S2 Genomics is currently developing protocols and reagents for cell isolation from mouse and rat liver, spleen, kidney, lung, gut, and brain tissue, as well for nuclei isolation "from most mammalian tissues." Jovanovich argues that the Singulator's open design and software allows researchers to significantly tailor protocols and reagents — a group can choose standard S2 or customized reagents, as well as the tissue dissociation parameters, including incubation time, temperature, mixing profile, mechanical disruption profile, and hold temperature.
In addition to mice and rat cell tissue samples, S2 Genomics has tested the Singulator's ability to collect single cells on patient-derived cells from human tumors, as well as human cells from clinical surgeries. The firm claims that the instrument can yield between 20,000 to 1.2 million cells per milligram with "viabilities of 70 to 95 percent" and 10,000 to 600,000 nuclei per milligram (depending on the tissue type).
"As a firm, we are agnostic to the tumor type but will look initially at the samples used by our partners," Jovanovich said. "Depending on the investigator, we will focus on as specific tumor type or broadly take them from surgery."

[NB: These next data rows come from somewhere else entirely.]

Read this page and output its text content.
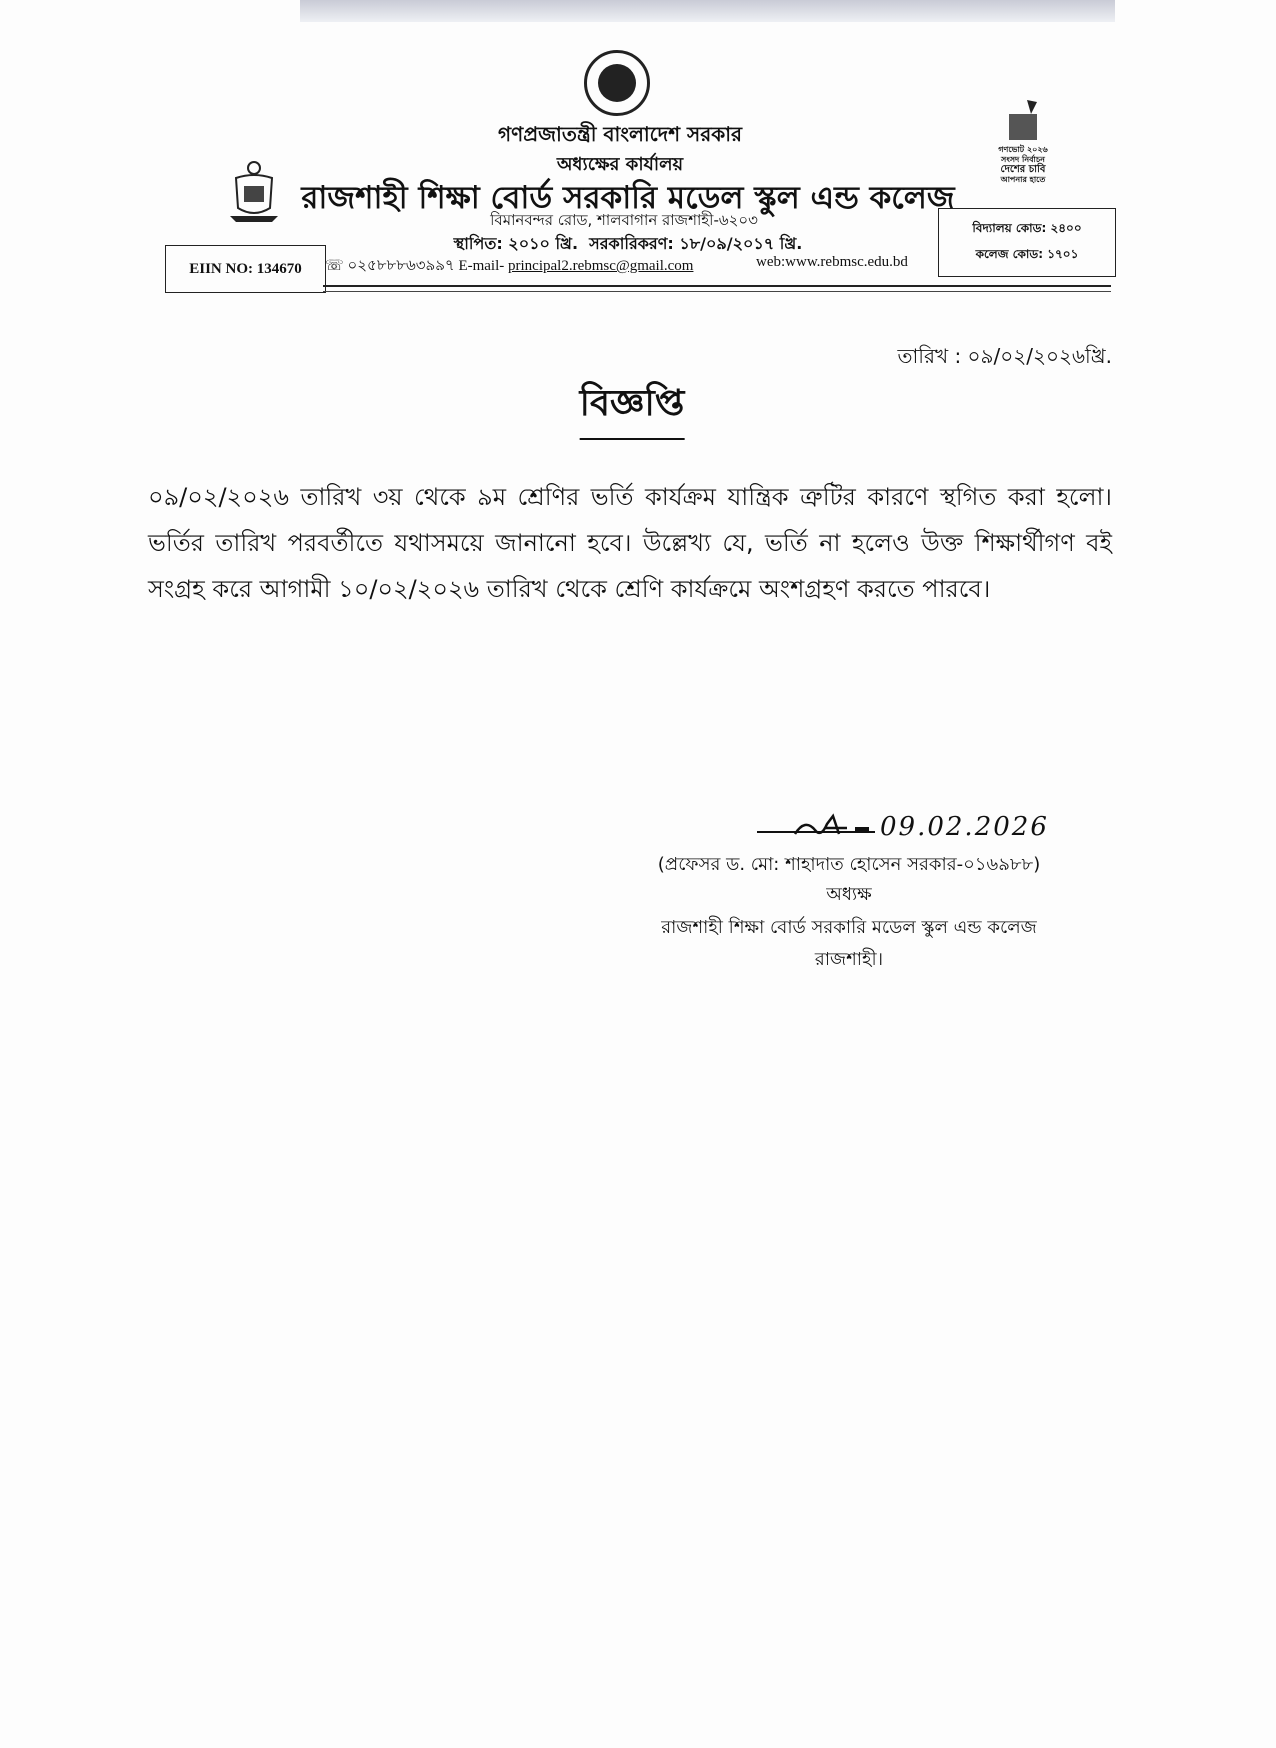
গণভোট ২০২৬
সংসদ নির্বাচন
দেশের চাবি
আপনার হাতে
গণপ্রজাতন্ত্রী বাংলাদেশ সরকার
অধ্যক্ষের কার্যালয়
রাজশাহী শিক্ষা বোর্ড সরকারি মডেল স্কুল এন্ড কলেজ
বিমানবন্দর রোড, শালবাগান রাজশাহী-৬২০৩
স্থাপিত: ২০১০ খ্রি.  সরকারিকরণ: ১৮/০৯/২০১৭ খ্রি.
EIIN NO: 134670	☏ ০২৫৮৮৮৬৩৯৯৭ E-mail- principal2.rebmsc@gmail.com	web:www.rebmsc.edu.bd
বিদ্যালয় কোড: ২৪০০
কলেজ কোড: ১৭০১
তারিখ : ০৯/০২/২০২৬খ্রি.
বিজ্ঞপ্তি
০৯/০২/২০২৬ তারিখ ৩য় থেকে ৯ম শ্রেণির ভর্তি কার্যক্রম যান্ত্রিক ত্রুটির কারণে স্থগিত করা হলো। ভর্তির তারিখ পরবর্তীতে যথাসময়ে জানানো হবে। উল্লেখ্য যে, ভর্তি না হলেও উক্ত শিক্ষার্থীগণ বই সংগ্রহ করে আগামী ১০/০২/২০২৬ তারিখ থেকে শ্রেণি কার্যক্রমে অংশগ্রহণ করতে পারবে।
09.02.2026
(প্রফেসর ড. মো: শাহাদাত হোসেন সরকার-০১৬৯৮৮)
অধ্যক্ষ
রাজশাহী শিক্ষা বোর্ড সরকারি মডেল স্কুল এন্ড কলেজ
রাজশাহী।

Jovanovich said that the biggest challenge his team has encountered has been developing a platform for the wide variety of human tissues types. The firm is now attempting to further improve the tool's protocols so users can isolate the different cell types they want in "good yield" and have viable cells from different tissues, especially for cell types that are fragile or rare.
"In any given tissue type, there are several different cell types, each with different properties," Jovanovich said. "We want to [develop] protocols that are robust and have a wide breadth of clinical applications."
As S2 Genomics completes the early-access program with collaborators, the firm aims to commercialize the Singulator platform by Q1 2020. Jovanovich said that the firm will need to apply for a CE mark to offer the instrument in the European market, as well as improve the instrument's user interface and build a commercial team.
S2 Genomics began filing provisional patent applications related to the instrument with the US Patent and Trademark Office in 2016. In addition to raising $1 million in convertible bridge notes, Jovanovich said S2 Genomics expects to close a round of seed funding later this year.
While the firm will initially launch the instrument for RUO purposes, it eventually hopes to see the tool used in the clinical space, which "will be dependent on when single-cell sequencing is adopted in the clinic," Jovanovich said.